Additionally, in the event of a change in control that occurs after March 31, 2013 following which the Company's common stock ceases to be traded on a national securities exchange, any equity held by Mr. Rubin will immediately vest upon such change in control.
The above summary of the material terms of the Rubin Employment Agreement are not complete statements of the parties' rights and obligations with respect to the Rubin Employment Agreement and are qualified in their entirety by reference to the Rubin Employment Agreement.
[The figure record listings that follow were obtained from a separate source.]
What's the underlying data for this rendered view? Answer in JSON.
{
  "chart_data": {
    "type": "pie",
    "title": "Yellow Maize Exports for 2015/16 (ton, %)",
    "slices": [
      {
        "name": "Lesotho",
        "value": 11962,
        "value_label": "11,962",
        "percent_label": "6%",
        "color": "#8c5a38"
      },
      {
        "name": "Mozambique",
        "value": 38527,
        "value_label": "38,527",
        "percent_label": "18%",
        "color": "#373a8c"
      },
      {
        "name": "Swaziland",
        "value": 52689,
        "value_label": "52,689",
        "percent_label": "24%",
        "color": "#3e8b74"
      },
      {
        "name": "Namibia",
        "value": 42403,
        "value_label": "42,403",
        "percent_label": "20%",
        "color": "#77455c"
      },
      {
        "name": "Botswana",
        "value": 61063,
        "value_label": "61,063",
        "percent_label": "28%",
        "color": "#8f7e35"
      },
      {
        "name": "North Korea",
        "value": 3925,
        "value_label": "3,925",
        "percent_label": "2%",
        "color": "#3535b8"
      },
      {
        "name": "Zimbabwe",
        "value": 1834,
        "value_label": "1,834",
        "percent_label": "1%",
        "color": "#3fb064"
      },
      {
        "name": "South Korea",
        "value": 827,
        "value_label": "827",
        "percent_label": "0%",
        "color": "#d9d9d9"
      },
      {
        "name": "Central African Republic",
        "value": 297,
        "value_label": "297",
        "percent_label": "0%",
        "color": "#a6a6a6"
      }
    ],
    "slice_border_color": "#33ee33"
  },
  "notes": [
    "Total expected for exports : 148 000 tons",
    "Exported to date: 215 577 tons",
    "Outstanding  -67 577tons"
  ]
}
(e) Amendment to Employment Contract
On May 31, 2012, the Company and Brian J. Farrell, the Company's Chief Executive Officer, entered into an amendment (the “Amendment”) to the Second Amended and Restated Employment Agreement, dated as of December 31, 2008, as amended by Amendment No. 1 dated January 31, 2012, by and between the Company and Mr. Farrell (the “Farrell Employment Agreement”). The Amendment provides (i) that Mr. Farrell consents to the employment by the Company of Jason Rubin as President of the Company, (ii) that Mr. Farrell shall retain the title, position and responsibilities of Chief Executive Officer of the Company along with his current terms of compensation and benefits, and (iii) confirms that the foregoing does not constitute “Good Reason” under Section 7.4(a) of the Farrell Employment Agreement.
The above summary of the material terms of the Amendment are not complete statements of the parties' rights and obligations with respect to the Amendment and are qualified in their entirety by reference to the Amendment.
Section 9 — Financial Statements and Exhibits
Item 9.01 Financial Statements and Exhibits.
Pursuant to the requirements of the Securities Exchange Act of 1934, as amended, the Company has duly caused this report to be signed on its behalf by the undersigned, thereto duly authorized.